Either update the comment to reflect reality, or switch to actually reading the repository variable:

env:
  # Minimum severity that fails the build.
  # Override per-repo: Settings → Secrets and variables → Actions → Variables → FAIL_SEVERITY
  # Valid values: CRITICAL | HIGH | MEDIUM | LOW | INFO
  FAIL_SEVERITY: ${{ vars.FAIL_SEVERITY || 'MEDIUM' }}

Then remove the inner FAIL_SEVERITY: ${{ env.FAIL_SEVERITY }} from the scan step's env: block, since the runner already inherits workflow-level env vars.

Suggested change
# Override at the repo level via Settings → Secrets and variables → Actions.
# Valid values: CRITICAL | HIGH | MEDIUM | LOW | INFO
FAIL_SEVERITY: MEDIUM
env:
# Minimum severity that fails the build.
# Override per-repo: Settings → Secrets and variables → Actions → Variables → FAIL_SEVERITY
# Valid values: CRITICAL | HIGH | MEDIUM | LOW | INFO
FAIL_SEVERITY: ${{ vars.FAIL_SEVERITY || 'MEDIUM' }}
Prompt for agents
In `.github/workflows/security-scan.yml`, line 15 says `FAIL_SEVERITY` can be overridden via repository-level Action variables (Settings → Secrets and variables → Actions).
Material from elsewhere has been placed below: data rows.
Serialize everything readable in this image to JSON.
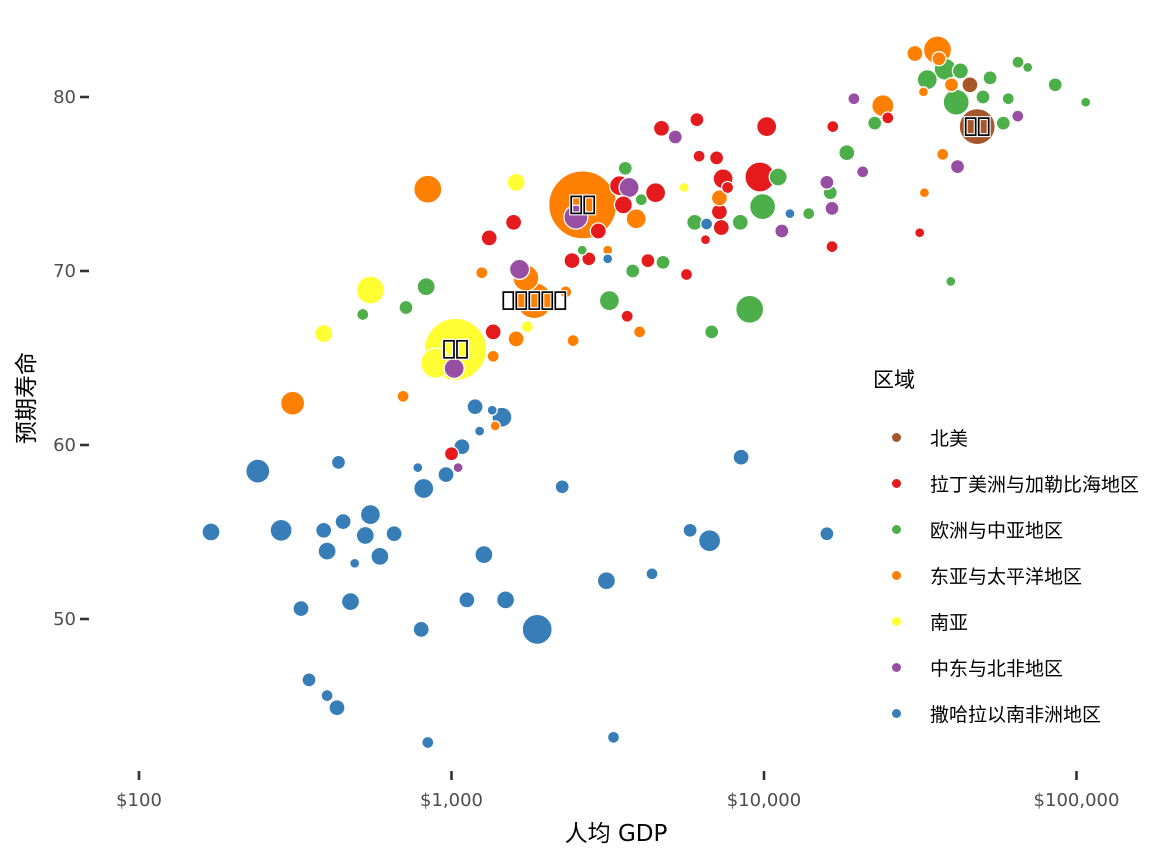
{
  "chart_data": {
    "type": "scatter",
    "subtype": "bubble",
    "title": "",
    "xlabel": "人均 GDP",
    "ylabel": "预期寿命",
    "x_scale": "log10",
    "x_range": [
      75,
      130000
    ],
    "y_range": [
      42,
      84
    ],
    "grid": false,
    "x_ticks": [
      {
        "v": 100,
        "label": "$100"
      },
      {
        "v": 1000,
        "label": "$1,000"
      },
      {
        "v": 10000,
        "label": "$10,000"
      },
      {
        "v": 100000,
        "label": "$100,000"
      }
    ],
    "y_ticks": [
      {
        "v": 50,
        "label": "50"
      },
      {
        "v": 60,
        "label": "60"
      },
      {
        "v": 70,
        "label": "70"
      },
      {
        "v": 80,
        "label": "80"
      }
    ],
    "colors": {
      "background": "#ffffff",
      "axis_text": "#4d4d4d",
      "axis_title": "#000000",
      "tick": "#333333",
      "point_stroke": "#ffffff",
      "label_box_stroke": "#000000",
      "label_box_halo": "#ffffff"
    },
    "point_keys": {
      "g": "gdp_per_capita_usd",
      "l": "life_expectancy_years",
      "r": "bubble_radius_px",
      "boxes": "country_label_rendered_as_missing_glyph_box_count"
    },
    "note": "country labels on large bubbles are rendered as missing-glyph (tofu) boxes in the source image: 2 boxes on the brown bubble, 2 on the large orange bubble, 5 on the medium orange bubble, 2 on the large yellow bubble",
    "legend": {
      "title": "区域",
      "position": "right-middle",
      "entries": [
        {
          "label": "北美",
          "color": "#A65628"
        },
        {
          "label": "拉丁美洲与加勒比海地区",
          "color": "#E41A1C"
        },
        {
          "label": "欧洲与中亚地区",
          "color": "#4DAF4A"
        },
        {
          "label": "东亚与太平洋地区",
          "color": "#FF7F00"
        },
        {
          "label": "南亚",
          "color": "#FFFF33"
        },
        {
          "label": "中东与北非地区",
          "color": "#984EA3"
        },
        {
          "label": "撒哈拉以南非洲地区",
          "color": "#377EB8"
        }
      ]
    },
    "series": [
      {
        "name": "北美",
        "color": "#A65628",
        "points": [
          {
            "g": 48100,
            "l": 78.3,
            "r": 18,
            "boxes": 2
          },
          {
            "g": 45600,
            "l": 80.7,
            "r": 8
          }
        ]
      },
      {
        "name": "拉丁美洲与加勒比海地区",
        "color": "#E41A1C",
        "points": [
          {
            "g": 10200,
            "l": 78.3,
            "r": 10
          },
          {
            "g": 16600,
            "l": 78.3,
            "r": 6
          },
          {
            "g": 24900,
            "l": 78.8,
            "r": 6
          },
          {
            "g": 31500,
            "l": 72.2,
            "r": 5
          },
          {
            "g": 16500,
            "l": 71.4,
            "r": 6
          },
          {
            "g": 9700,
            "l": 75.4,
            "r": 15
          },
          {
            "g": 7400,
            "l": 75.3,
            "r": 10
          },
          {
            "g": 7650,
            "l": 74.8,
            "r": 6
          },
          {
            "g": 7050,
            "l": 76.5,
            "r": 7
          },
          {
            "g": 6200,
            "l": 76.6,
            "r": 6
          },
          {
            "g": 6100,
            "l": 78.7,
            "r": 7
          },
          {
            "g": 4700,
            "l": 78.2,
            "r": 8
          },
          {
            "g": 7200,
            "l": 73.4,
            "r": 8
          },
          {
            "g": 7300,
            "l": 72.5,
            "r": 8
          },
          {
            "g": 6500,
            "l": 71.8,
            "r": 5
          },
          {
            "g": 3450,
            "l": 74.9,
            "r": 10
          },
          {
            "g": 4500,
            "l": 74.5,
            "r": 10
          },
          {
            "g": 3550,
            "l": 73.8,
            "r": 9
          },
          {
            "g": 2950,
            "l": 72.3,
            "r": 8
          },
          {
            "g": 2430,
            "l": 70.6,
            "r": 8
          },
          {
            "g": 2750,
            "l": 70.7,
            "r": 7
          },
          {
            "g": 4250,
            "l": 70.6,
            "r": 7
          },
          {
            "g": 5650,
            "l": 69.8,
            "r": 6
          },
          {
            "g": 3650,
            "l": 67.4,
            "r": 6
          },
          {
            "g": 1580,
            "l": 72.8,
            "r": 8
          },
          {
            "g": 1320,
            "l": 71.9,
            "r": 8
          },
          {
            "g": 1360,
            "l": 66.5,
            "r": 8
          },
          {
            "g": 1000,
            "l": 59.5,
            "r": 7
          }
        ]
      },
      {
        "name": "欧洲与中亚地区",
        "color": "#4DAF4A",
        "points": [
          {
            "g": 38000,
            "l": 81.6,
            "r": 11
          },
          {
            "g": 42500,
            "l": 81.5,
            "r": 8
          },
          {
            "g": 33300,
            "l": 81.0,
            "r": 10
          },
          {
            "g": 52900,
            "l": 81.1,
            "r": 7
          },
          {
            "g": 65000,
            "l": 82.0,
            "r": 6
          },
          {
            "g": 69800,
            "l": 81.7,
            "r": 5
          },
          {
            "g": 41200,
            "l": 79.7,
            "r": 13
          },
          {
            "g": 50200,
            "l": 80.0,
            "r": 7
          },
          {
            "g": 60500,
            "l": 79.9,
            "r": 6
          },
          {
            "g": 85500,
            "l": 80.7,
            "r": 7
          },
          {
            "g": 107000,
            "l": 79.7,
            "r": 5
          },
          {
            "g": 58300,
            "l": 78.5,
            "r": 7
          },
          {
            "g": 22600,
            "l": 78.5,
            "r": 7
          },
          {
            "g": 18400,
            "l": 76.8,
            "r": 8
          },
          {
            "g": 11100,
            "l": 75.4,
            "r": 9
          },
          {
            "g": 16300,
            "l": 74.5,
            "r": 7
          },
          {
            "g": 13900,
            "l": 73.3,
            "r": 6
          },
          {
            "g": 9900,
            "l": 73.7,
            "r": 13
          },
          {
            "g": 8400,
            "l": 72.8,
            "r": 8
          },
          {
            "g": 6000,
            "l": 72.8,
            "r": 8
          },
          {
            "g": 3600,
            "l": 75.9,
            "r": 7
          },
          {
            "g": 4050,
            "l": 74.1,
            "r": 6
          },
          {
            "g": 4750,
            "l": 70.5,
            "r": 7
          },
          {
            "g": 3800,
            "l": 70.0,
            "r": 7
          },
          {
            "g": 2620,
            "l": 71.2,
            "r": 5
          },
          {
            "g": 3200,
            "l": 68.3,
            "r": 10
          },
          {
            "g": 6800,
            "l": 66.5,
            "r": 7
          },
          {
            "g": 9000,
            "l": 67.8,
            "r": 14
          },
          {
            "g": 39600,
            "l": 69.4,
            "r": 5
          },
          {
            "g": 830,
            "l": 69.1,
            "r": 9
          },
          {
            "g": 715,
            "l": 67.9,
            "r": 7
          },
          {
            "g": 520,
            "l": 67.5,
            "r": 6
          }
        ]
      },
      {
        "name": "东亚与太平洋地区",
        "color": "#FF7F00",
        "points": [
          {
            "g": 35900,
            "l": 82.7,
            "r": 14
          },
          {
            "g": 30400,
            "l": 82.5,
            "r": 8
          },
          {
            "g": 36300,
            "l": 82.2,
            "r": 7
          },
          {
            "g": 39800,
            "l": 80.7,
            "r": 7
          },
          {
            "g": 32400,
            "l": 80.3,
            "r": 5
          },
          {
            "g": 24000,
            "l": 79.5,
            "r": 11
          },
          {
            "g": 37300,
            "l": 76.7,
            "r": 6
          },
          {
            "g": 32600,
            "l": 74.5,
            "r": 5
          },
          {
            "g": 7200,
            "l": 74.2,
            "r": 8
          },
          {
            "g": 3900,
            "l": 73.0,
            "r": 10
          },
          {
            "g": 2630,
            "l": 73.8,
            "r": 34,
            "boxes": 2
          },
          {
            "g": 3160,
            "l": 71.2,
            "r": 5
          },
          {
            "g": 2320,
            "l": 68.8,
            "r": 6
          },
          {
            "g": 1840,
            "l": 68.3,
            "r": 18,
            "boxes": 5
          },
          {
            "g": 1730,
            "l": 69.6,
            "r": 13
          },
          {
            "g": 4000,
            "l": 66.5,
            "r": 6
          },
          {
            "g": 2450,
            "l": 66.0,
            "r": 6
          },
          {
            "g": 1610,
            "l": 66.1,
            "r": 8
          },
          {
            "g": 1360,
            "l": 65.1,
            "r": 6
          },
          {
            "g": 1250,
            "l": 69.9,
            "r": 6
          },
          {
            "g": 840,
            "l": 74.7,
            "r": 14
          },
          {
            "g": 310,
            "l": 62.4,
            "r": 12
          },
          {
            "g": 700,
            "l": 62.8,
            "r": 6
          },
          {
            "g": 1380,
            "l": 61.1,
            "r": 5
          }
        ]
      },
      {
        "name": "南亚",
        "color": "#FFFF33",
        "points": [
          {
            "g": 1030,
            "l": 65.5,
            "r": 31,
            "boxes": 2
          },
          {
            "g": 890,
            "l": 64.7,
            "r": 15
          },
          {
            "g": 550,
            "l": 68.9,
            "r": 14
          },
          {
            "g": 390,
            "l": 66.4,
            "r": 9
          },
          {
            "g": 1610,
            "l": 75.1,
            "r": 9
          },
          {
            "g": 1750,
            "l": 66.8,
            "r": 6
          },
          {
            "g": 5550,
            "l": 74.8,
            "r": 5
          }
        ]
      },
      {
        "name": "中东与北非地区",
        "color": "#984EA3",
        "points": [
          {
            "g": 64900,
            "l": 78.9,
            "r": 6
          },
          {
            "g": 19400,
            "l": 79.9,
            "r": 6
          },
          {
            "g": 41600,
            "l": 76.0,
            "r": 7
          },
          {
            "g": 20700,
            "l": 75.7,
            "r": 6
          },
          {
            "g": 15900,
            "l": 75.1,
            "r": 7
          },
          {
            "g": 16500,
            "l": 73.6,
            "r": 7
          },
          {
            "g": 11400,
            "l": 72.3,
            "r": 7
          },
          {
            "g": 5200,
            "l": 77.7,
            "r": 7
          },
          {
            "g": 3700,
            "l": 74.8,
            "r": 10
          },
          {
            "g": 2500,
            "l": 73.1,
            "r": 12
          },
          {
            "g": 1650,
            "l": 70.1,
            "r": 10
          },
          {
            "g": 1020,
            "l": 64.4,
            "r": 10
          },
          {
            "g": 1050,
            "l": 58.7,
            "r": 5
          }
        ]
      },
      {
        "name": "撒哈拉以南非洲地区",
        "color": "#377EB8",
        "points": [
          {
            "g": 12100,
            "l": 73.3,
            "r": 5
          },
          {
            "g": 6550,
            "l": 72.7,
            "r": 6
          },
          {
            "g": 3160,
            "l": 70.7,
            "r": 5
          },
          {
            "g": 8450,
            "l": 59.3,
            "r": 8
          },
          {
            "g": 15900,
            "l": 54.9,
            "r": 7
          },
          {
            "g": 5800,
            "l": 55.1,
            "r": 7
          },
          {
            "g": 6700,
            "l": 54.5,
            "r": 11
          },
          {
            "g": 4380,
            "l": 52.6,
            "r": 6
          },
          {
            "g": 3130,
            "l": 52.2,
            "r": 9
          },
          {
            "g": 3300,
            "l": 43.2,
            "r": 6
          },
          {
            "g": 1880,
            "l": 49.4,
            "r": 15
          },
          {
            "g": 1490,
            "l": 51.1,
            "r": 9
          },
          {
            "g": 1120,
            "l": 51.1,
            "r": 8
          },
          {
            "g": 1270,
            "l": 53.7,
            "r": 9
          },
          {
            "g": 2260,
            "l": 57.6,
            "r": 7
          },
          {
            "g": 1450,
            "l": 61.6,
            "r": 10
          },
          {
            "g": 1350,
            "l": 62.0,
            "r": 5
          },
          {
            "g": 1190,
            "l": 62.2,
            "r": 8
          },
          {
            "g": 1230,
            "l": 60.8,
            "r": 5
          },
          {
            "g": 1080,
            "l": 59.9,
            "r": 8
          },
          {
            "g": 960,
            "l": 58.3,
            "r": 8
          },
          {
            "g": 815,
            "l": 57.5,
            "r": 10
          },
          {
            "g": 780,
            "l": 58.7,
            "r": 5
          },
          {
            "g": 435,
            "l": 59.0,
            "r": 7
          },
          {
            "g": 240,
            "l": 58.5,
            "r": 12
          },
          {
            "g": 170,
            "l": 55.0,
            "r": 9
          },
          {
            "g": 285,
            "l": 55.1,
            "r": 11
          },
          {
            "g": 390,
            "l": 55.1,
            "r": 8
          },
          {
            "g": 450,
            "l": 55.6,
            "r": 8
          },
          {
            "g": 550,
            "l": 56.0,
            "r": 10
          },
          {
            "g": 530,
            "l": 54.8,
            "r": 9
          },
          {
            "g": 655,
            "l": 54.9,
            "r": 8
          },
          {
            "g": 400,
            "l": 53.9,
            "r": 9
          },
          {
            "g": 490,
            "l": 53.2,
            "r": 5
          },
          {
            "g": 590,
            "l": 53.6,
            "r": 9
          },
          {
            "g": 330,
            "l": 50.6,
            "r": 8
          },
          {
            "g": 475,
            "l": 51.0,
            "r": 9
          },
          {
            "g": 800,
            "l": 49.4,
            "r": 8
          },
          {
            "g": 350,
            "l": 46.5,
            "r": 7
          },
          {
            "g": 400,
            "l": 45.6,
            "r": 6
          },
          {
            "g": 430,
            "l": 44.9,
            "r": 8
          },
          {
            "g": 840,
            "l": 42.9,
            "r": 6
          }
        ]
      }
    ]
  }
}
This is wrong: line 17 hardcodes `FAIL_SEVERITY: MEDIUM` and line 52 reads it back as `${{ env.FAIL_SEVERITY }}` which only reads the workflow-level `env:` block, not repository variables. Fix by changing line 17 to `FAIL_SEVERITY: ${{ vars.FAIL_SEVERITY || 'MEDIUM' }}` so the repository variable actually takes effect, then remove the duplicate `FAIL_SEVERITY: ${{ env.FAIL_SEVERITY }}` from the scan step's env block.